Contrasting Filner with Anthony Weiner, the New York City mayoral candidate who continued sending sexually explicit online messages to young women even after resigning from Congress amidst a sexting scandal, Becker said Weiner's behavior is more suggestive of psychological problems.

"Even after he got into trouble and removed himself from office, he continued this behavior," said Becker.

Some scientists believe that sex isn't something people can be addicted to.

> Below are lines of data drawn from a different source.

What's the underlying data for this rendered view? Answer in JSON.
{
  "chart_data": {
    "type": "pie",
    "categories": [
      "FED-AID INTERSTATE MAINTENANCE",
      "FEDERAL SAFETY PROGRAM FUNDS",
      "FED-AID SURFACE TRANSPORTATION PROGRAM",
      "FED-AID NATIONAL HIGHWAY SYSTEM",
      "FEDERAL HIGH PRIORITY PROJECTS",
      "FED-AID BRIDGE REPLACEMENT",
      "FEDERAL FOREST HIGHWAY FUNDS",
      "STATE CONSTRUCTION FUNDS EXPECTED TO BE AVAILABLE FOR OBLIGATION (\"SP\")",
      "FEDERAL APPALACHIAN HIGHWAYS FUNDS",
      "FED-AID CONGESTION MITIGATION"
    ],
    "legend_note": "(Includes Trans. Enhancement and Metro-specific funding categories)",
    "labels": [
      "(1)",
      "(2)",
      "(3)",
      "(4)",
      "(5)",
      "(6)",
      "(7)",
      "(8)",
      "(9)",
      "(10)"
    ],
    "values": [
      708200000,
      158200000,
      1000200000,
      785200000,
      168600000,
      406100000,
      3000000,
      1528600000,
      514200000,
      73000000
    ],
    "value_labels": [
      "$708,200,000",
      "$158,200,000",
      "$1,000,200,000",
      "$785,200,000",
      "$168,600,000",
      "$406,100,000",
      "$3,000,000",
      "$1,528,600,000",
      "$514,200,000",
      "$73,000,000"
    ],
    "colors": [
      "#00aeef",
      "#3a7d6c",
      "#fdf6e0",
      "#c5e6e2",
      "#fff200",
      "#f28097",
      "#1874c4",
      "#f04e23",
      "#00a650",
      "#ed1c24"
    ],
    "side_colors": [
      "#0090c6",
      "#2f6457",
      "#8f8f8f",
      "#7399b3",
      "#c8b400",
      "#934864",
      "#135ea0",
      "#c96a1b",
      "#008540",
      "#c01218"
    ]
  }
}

If Filner doesn't suffer from any kind of psychological disorder, Becker thinks two weeks of full-time counseling might not be the most fitting course of treatment.

"If he just needs education, then that doesn't need to be done on an inpatient basis," she said.

"I certainly have not heard anything yet that would make me think he's a sex addict or addicted to anything in particular," said Dr. William Norcross, who currently oversees the PACE program.

Norcross has seen people change this kind of behavior after treatment. But only when they're personally committed and strongly motivated. Even then, it takes time.

"It's unlikely to be two weeks and you're done," said Norcross. "He's going to have follow-up. And, in fact, the follow-up might be the most important part of the program."

Filner has stated that he plans to receive ongoing counseling.

Both Becker and Norcross said patients make the most improvement when they leave work behind to focus on their treatment. Filner said he'll continue handling city business during therapy.